Welcome to Wandering Grace. I will be sharing essays exploring the themes of place and (be)longing every other Thursday, and bonus snapshots from the road on alternating Sundays. Read more about the project. Last week’s bonus: photo essays on the layer cake of time from the Oregon coast.
On April 8th, I hitch a ride south from Corvallis, Oregon to San Francisco, California.
In March, I had taken my friend Jen out for cupcakes to celebrate her “third year anniversary of being a full-time independent artist, designer and teaching artist.” I was telling her about my Healing Pilgrimage, and she mentioned that she would be driving down to the Bay Area for her sister’s birthday. She offered me a ride.1
We start the day off early. I catch a ride from Albany into Corvallis with my housemate Albert, who has to get into town early for a shift at the bakery. Jen and Rick meet us at the bakery with coffee in hand, but Wild Yeast isn’t open yet, so they don’t get breakfast.
Everyone’s quiet and still waking up as we pile into their SUV and take off on I-5 South.
Into the silence, Jen puts on the podcast Levar Burton Reads. In the back seat, I drift in and out of sleep to the voice of Burton reading a 1953 short story written by Kurt Vonnegut called “D.P.” about an orphaned boy in a small German village during World War II.2
The protagonist is “a lone, blue-eyed colored boy, six years old” who the locals have nicknamed Joe after heavyweight champ Joe Louis. One day, a villager teases Joe that his father is among the American soldiers who have just arrived in town. That night, Joe sneaks out to meet his “Papa,” a Black Sargeant whose battalion are at first amused and then heartbrokenly perplexed about what to do with this German-speaking brown-skinned kid craving kinship and belonging. Growing up, Joe had never seen anyone who looked like him, and he clings to the Sargeant — first physically to his leg, then fantastically to the idea of him in his mind.
***
I didn’t have Joe’s experience as a kid. I had grown up in multiracial Alief in Houston where the schools were “majority-minority.” But now…I think I may have experienced some of this cognitive distortion and cultural loneliness as an adult in Oregon.
Navigating race in America looks differently in different regions of this stolen land. When I moved, I knew that Corvallis, Oregon on unceded Kalapuya territory in the “Mid-Willamette Valley” was smaller and whiter than any place I had previously lived. But I couldn’t have prepared myself for the embodied experience of it. I didn’t realize how deeply disruptive the homogeneity would be to my body, my emotional wellbeing, and my sense of self.
Chimamanda Ngozi Adichie talks about “the danger of a single story,” and I chafe at characterizing my experiences in any way that reinforces the stereotype of “the only [minority] kid in school” as the predominant story of what it means to be a person of color in America.
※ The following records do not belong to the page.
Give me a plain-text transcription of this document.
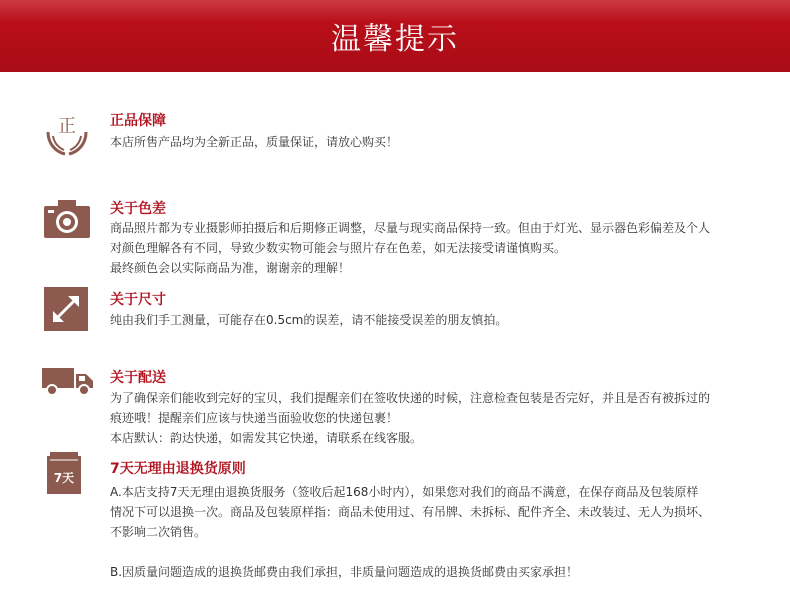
温馨提示
正 正品保障

本店所售产品均为全新正品，质量保证，请放心购买！

关于色差

商品照片都为专业摄影师拍摄后和后期修正调整，尽量与现实商品保持一致。但由于灯光、显示器色彩偏差及个人

对颜色理解各有不同，导致少数实物可能会与照片存在色差，如无法接受请谨慎购买。

最终颜色会以实际商品为准，谢谢亲的理解！

关于尺寸

纯由我们手工测量，可能存在0.5cm的误差，请不能接受误差的朋友慎拍。

关于配送

为了确保亲们能收到完好的宝贝，我们提醒亲们在签收快递的时候，注意检查包装是否完好，并且是否有被拆过的

痕迹哦！提醒亲们应该与快递当面验收您的快递包裹！

本店默认：韵达快递，如需发其它快递，请联系在线客服。

7天
7天无理由退换货原则

A.本店支持7天无理由退换货服务（签收后起168小时内），如果您对我们的商品不满意，在保存商品及包装原样

情况下可以退换一次。商品及包装原样指：商品未使用过、有吊牌、未拆标、配件齐全、未改装过、无人为损坏、

不影响二次销售。

B.因质量问题造成的退换货邮费由我们承担，非质量问题造成的退换货邮费由买家承担！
But there is something intriguing about what it means to encounter tokenization as an adult. And there is something humbling about feeling the full force of its oppressive effects despite, well, being a full-grown woman.
On one hand, my body relaxed into the slower pace of a smaller town and reveled in the deep greenness of the conifered hills and oak savannahs, the results of long rainy winters. On another hand, these landscapes also came with the kind of homogenous whiteness that pressures assimilation. Even if that assimilation was toward a palatable version of whiteness (progressive, liberal, hippie, middle class), it was the assumed default of a majority as normal that slowly boxed me in, suffocated me.
I was naïve about my abilities to resist the subtle forces that erase or invisibilize or shrink. The truth is I hadn’t built up resiliencies against assimilationist strands of racism3 because I had developed a different set of armor as a kid.
It would take me meandering years and years to be able to start to pinpoint and name this unease.
One of the hardest parts (still) is that almost no one talks about this racial/cultural dynamic of living in the Pacific Northwest.
Or to be more specific, there are two dimensions on a pole that I end up falling into (or trying to resist falling into) in discussions.
One end: Most of my small talk with people outside of Oregon about Oregon includes “it’s so beautiful” and “no, I don’t live in Portland, I live in Corvallis/Albany.”4 But it’s hard to talk about how I feel living here without reducing it to “it’s too white in Oregon”, which is too simplistic of a ‘single story.’ Saying Oregon is “too white” invisibilizes all the people of color who call this place home and flattens the diversity of bodies that already exists here. It also bypasses the history of racist genocide, exclusionary policy, and oppressive tactics that have created and reinforced the predominate whiteness of this place.5 But mostly we don’t talk about the discomforts of race at all because it’s presumed that Oregon is such a great place to live.
Another end: A lot of my conversations with people of color who live in Oregon about Oregon include some grousing about white people. These become BIPOC-ful spaces that still end up centering whiteness.6 These spaces are release valves for the silences we experience in other predominately-white parts of our lives (whether due to patterning, deference, and/or choice). We bond over shared oppressions, that someone else gets it, gets us.
A friend Eddie once called these old stuck stories ‘the stale taste of the familiar’.
I wanted more. I was sick (am sick) of centering whiteness.
***
From a journal entry on March 16, 2023:
When you are able to decenter whiteness, it is no longer gravity. It loses its power, its weight. Free dom.
Just transport me straight to incense and noise.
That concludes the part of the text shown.